Rook was by our side in an instant. Lark stepped protectively in front of me, shielding me.
“I have to hand it to you, Ren. I didn’t think you could actually do it,” Wyn spoke differently now. His voice was not the same stuttering, uncertain whimper. Now, it was oozing arrogance and that grin, I wanted to slap it right off of his face. “My superiors were right. Never trust a Half-Fae.”
My world came crashing to a screeching halt. Half-Fae. He knew. He knew what I was. He knew what existed out there beyond the bounds of our reality. And if what he was saying was true, so did his superiors. I stopped breathing. For how long had the leaders of our country, the elite of the world, known about the existence of magic, of these supremely powerful beings, and kept it from the masses? And how long had they suspected I was one?
“They knew you’d have friends on the other side,” he boasted now, his former tone of academic congeniality entirely gone, replaced by something unflinchingly wicked. “They merely waited for a situation desperate enough for you to call them. And now that they’re here, they won’t be leaving anytime soon.”
My face burned with anger and shame as a feeling of foolish stupidity washed over me.
Sixty years. I had lived at Hadley University for sixty years and I still looked like a student. I taught classes, I interacted with pupils, I attended faculty meetings and required training. I hid when the more distinguished visitors came, of course. And I lied about who I really was from time to time, donned disguises when someone I had met before came back decades later.
I should have left. I should have started a new life somewhere far away, created a new identity for myself. But I hadn’t. Because I was weak. Because I had people in my life that I cared about, connections and relationships that I didn’t want to leave behind. And because I knew my uncle would never live as long as me and I didn’t want to miss even a moment of his fleeting mortal life.
“I hate the DAA,” I muttered.
“Men,” Wyn barked and the soldiers strode forward, guns still trained on the two Fae.
Slowly, tentatively, they raised their hands. Gawking, I did the same.
They had to have a plan. They had to. Lark could summon whatever he wished into existence, could swallow up enormous rifts in the fabric of space and time. Rook could turn invisible. They could shadowstep and whatever else I wasn’t even aware of. Surely, they wouldn’t allow themselves to be taken by DAA soldiers, by the man who couldn’t even defeat a minotaur without the help of a hapless professor and a cache of C4.
“How did you know?” I called out because keeping Wyn talking felt better than doing nothing and, if they had a plan, they might need time to make it work. I could give them that, at least.
“You trust too easily, Professor Belling. I always warned you about that.”

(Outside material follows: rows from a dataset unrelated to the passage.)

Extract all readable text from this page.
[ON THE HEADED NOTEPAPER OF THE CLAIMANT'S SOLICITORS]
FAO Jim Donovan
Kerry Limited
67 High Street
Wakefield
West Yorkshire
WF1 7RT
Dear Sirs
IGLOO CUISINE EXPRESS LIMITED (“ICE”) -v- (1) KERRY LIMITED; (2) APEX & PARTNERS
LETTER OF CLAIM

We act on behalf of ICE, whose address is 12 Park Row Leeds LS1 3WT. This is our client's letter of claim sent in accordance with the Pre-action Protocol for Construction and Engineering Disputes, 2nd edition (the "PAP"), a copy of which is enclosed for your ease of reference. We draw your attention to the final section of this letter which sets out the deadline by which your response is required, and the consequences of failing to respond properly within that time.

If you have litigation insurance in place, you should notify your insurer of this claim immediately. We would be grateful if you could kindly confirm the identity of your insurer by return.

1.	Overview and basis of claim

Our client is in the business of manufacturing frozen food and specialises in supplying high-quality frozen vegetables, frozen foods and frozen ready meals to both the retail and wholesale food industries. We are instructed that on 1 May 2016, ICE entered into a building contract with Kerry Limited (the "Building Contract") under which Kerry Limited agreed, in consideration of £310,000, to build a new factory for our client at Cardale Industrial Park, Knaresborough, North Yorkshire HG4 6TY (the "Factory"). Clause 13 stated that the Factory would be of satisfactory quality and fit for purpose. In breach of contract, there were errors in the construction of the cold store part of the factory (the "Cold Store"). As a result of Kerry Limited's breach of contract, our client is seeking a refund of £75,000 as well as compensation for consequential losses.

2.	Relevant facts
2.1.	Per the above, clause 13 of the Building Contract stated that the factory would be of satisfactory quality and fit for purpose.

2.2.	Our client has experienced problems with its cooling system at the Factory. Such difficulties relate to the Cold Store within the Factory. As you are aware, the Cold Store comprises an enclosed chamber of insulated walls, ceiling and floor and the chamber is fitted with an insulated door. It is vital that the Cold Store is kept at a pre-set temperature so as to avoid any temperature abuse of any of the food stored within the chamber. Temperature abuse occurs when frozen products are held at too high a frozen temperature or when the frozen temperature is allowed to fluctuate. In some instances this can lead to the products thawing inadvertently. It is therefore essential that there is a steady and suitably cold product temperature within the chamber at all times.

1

My heart dropped into my stomach. Someone had told him. Someone had told the people above them. Someone I trusted. Someone I knew.
“Who?” I growled.
“Where’s the fun in that? How about you convince your little friends to surrender to us and I’ll tell you everything you want to know.”

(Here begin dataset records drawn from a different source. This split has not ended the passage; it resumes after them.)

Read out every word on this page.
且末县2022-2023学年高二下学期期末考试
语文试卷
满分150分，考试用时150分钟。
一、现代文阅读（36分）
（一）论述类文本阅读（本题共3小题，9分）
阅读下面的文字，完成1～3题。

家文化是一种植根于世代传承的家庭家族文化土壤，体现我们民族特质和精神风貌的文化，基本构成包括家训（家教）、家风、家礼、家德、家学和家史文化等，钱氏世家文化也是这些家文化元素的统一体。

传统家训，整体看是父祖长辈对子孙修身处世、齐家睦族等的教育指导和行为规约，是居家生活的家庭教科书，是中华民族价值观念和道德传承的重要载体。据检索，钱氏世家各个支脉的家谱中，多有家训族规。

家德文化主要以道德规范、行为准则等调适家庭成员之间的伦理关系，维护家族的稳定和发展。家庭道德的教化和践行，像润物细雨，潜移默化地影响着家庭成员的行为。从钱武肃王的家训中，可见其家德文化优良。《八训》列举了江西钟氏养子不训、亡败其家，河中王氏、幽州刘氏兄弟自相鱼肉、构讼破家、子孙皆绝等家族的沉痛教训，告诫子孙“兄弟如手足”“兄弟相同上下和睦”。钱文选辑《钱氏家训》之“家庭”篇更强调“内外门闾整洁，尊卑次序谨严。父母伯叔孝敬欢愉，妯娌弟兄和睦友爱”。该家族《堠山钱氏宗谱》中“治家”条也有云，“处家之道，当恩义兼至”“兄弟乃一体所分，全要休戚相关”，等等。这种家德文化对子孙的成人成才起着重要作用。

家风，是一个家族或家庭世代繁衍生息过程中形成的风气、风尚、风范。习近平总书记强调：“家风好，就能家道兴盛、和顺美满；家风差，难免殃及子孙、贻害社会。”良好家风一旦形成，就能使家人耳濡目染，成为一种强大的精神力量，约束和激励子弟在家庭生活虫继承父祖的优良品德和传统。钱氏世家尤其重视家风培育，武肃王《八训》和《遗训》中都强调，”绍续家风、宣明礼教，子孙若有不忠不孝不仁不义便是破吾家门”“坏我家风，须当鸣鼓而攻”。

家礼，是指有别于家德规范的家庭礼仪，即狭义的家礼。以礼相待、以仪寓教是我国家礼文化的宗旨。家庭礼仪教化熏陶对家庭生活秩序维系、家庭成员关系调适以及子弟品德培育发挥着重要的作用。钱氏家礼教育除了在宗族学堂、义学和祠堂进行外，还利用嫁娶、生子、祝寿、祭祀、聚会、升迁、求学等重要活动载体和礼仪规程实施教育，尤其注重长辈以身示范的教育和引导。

I had no intention of doing that but I had to keep Wyn talking. I had to stall him for as long as I could.
“Where would you take them?” I asked, pretending not to notice the way Rook glanced my way, the way Lark’s fist clenched at my side.
Wyn grinned as if he had won. I wasn’t so sure he hadn’t. The Fae behind me had barely moved. Any hope I held that they were formulating a plan was fading fast.

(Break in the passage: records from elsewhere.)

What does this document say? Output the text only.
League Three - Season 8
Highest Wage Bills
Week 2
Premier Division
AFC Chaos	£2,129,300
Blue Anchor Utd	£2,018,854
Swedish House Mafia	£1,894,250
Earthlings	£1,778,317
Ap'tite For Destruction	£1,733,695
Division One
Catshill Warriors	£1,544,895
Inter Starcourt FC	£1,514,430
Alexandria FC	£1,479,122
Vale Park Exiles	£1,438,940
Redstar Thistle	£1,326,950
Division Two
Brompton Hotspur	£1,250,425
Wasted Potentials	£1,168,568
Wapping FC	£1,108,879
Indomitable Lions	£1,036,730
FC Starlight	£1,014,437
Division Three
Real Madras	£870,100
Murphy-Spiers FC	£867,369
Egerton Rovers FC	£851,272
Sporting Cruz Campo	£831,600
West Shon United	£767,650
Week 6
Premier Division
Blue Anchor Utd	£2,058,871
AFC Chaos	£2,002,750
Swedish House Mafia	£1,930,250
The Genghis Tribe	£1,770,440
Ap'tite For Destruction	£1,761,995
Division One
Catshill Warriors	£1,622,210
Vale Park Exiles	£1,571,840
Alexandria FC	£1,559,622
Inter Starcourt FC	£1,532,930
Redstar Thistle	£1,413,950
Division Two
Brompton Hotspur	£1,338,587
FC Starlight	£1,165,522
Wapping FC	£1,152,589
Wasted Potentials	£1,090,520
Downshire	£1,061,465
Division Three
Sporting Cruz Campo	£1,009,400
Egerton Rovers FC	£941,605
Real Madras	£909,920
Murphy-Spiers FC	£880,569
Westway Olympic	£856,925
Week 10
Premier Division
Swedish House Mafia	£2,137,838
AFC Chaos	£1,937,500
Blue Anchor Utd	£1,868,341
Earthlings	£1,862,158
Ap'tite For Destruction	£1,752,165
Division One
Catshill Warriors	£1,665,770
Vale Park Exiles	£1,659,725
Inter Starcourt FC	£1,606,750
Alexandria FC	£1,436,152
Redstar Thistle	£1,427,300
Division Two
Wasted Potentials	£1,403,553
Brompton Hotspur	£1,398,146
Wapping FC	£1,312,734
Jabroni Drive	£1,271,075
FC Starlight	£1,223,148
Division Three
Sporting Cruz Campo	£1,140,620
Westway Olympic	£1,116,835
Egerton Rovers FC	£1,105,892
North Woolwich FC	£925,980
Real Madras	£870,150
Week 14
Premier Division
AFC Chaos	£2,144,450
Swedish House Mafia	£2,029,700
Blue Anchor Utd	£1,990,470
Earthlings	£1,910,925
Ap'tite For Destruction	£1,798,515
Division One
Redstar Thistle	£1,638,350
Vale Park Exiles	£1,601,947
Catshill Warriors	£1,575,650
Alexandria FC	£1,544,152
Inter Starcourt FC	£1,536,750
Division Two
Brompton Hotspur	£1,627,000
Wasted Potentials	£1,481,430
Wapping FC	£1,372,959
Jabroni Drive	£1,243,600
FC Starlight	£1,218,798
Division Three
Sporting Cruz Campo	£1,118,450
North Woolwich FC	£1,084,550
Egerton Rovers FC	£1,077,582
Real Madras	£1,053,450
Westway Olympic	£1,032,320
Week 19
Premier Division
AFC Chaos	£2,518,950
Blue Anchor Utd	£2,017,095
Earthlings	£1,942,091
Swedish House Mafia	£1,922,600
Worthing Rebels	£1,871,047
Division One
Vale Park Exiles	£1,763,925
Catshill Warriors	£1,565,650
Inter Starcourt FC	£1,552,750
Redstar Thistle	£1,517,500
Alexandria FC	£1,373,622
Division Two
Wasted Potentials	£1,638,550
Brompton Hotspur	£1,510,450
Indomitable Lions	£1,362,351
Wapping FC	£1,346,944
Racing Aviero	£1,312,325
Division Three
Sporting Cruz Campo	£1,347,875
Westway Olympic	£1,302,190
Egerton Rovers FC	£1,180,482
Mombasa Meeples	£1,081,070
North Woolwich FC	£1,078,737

“Back to headquarters,” Wyn answered as if it was the stupidest question in the world. Perhaps it was. But, if he would not tell me anything about who ratted me out, I was running out of subjects to broach with this traitor. “So that they can tell us more about these rifts they seem to have no trouble getting rid of.”
“More? What more do you need to know? They’re rifts, natural phenomena.”
“Please don’t insult my intelligence, Professor.”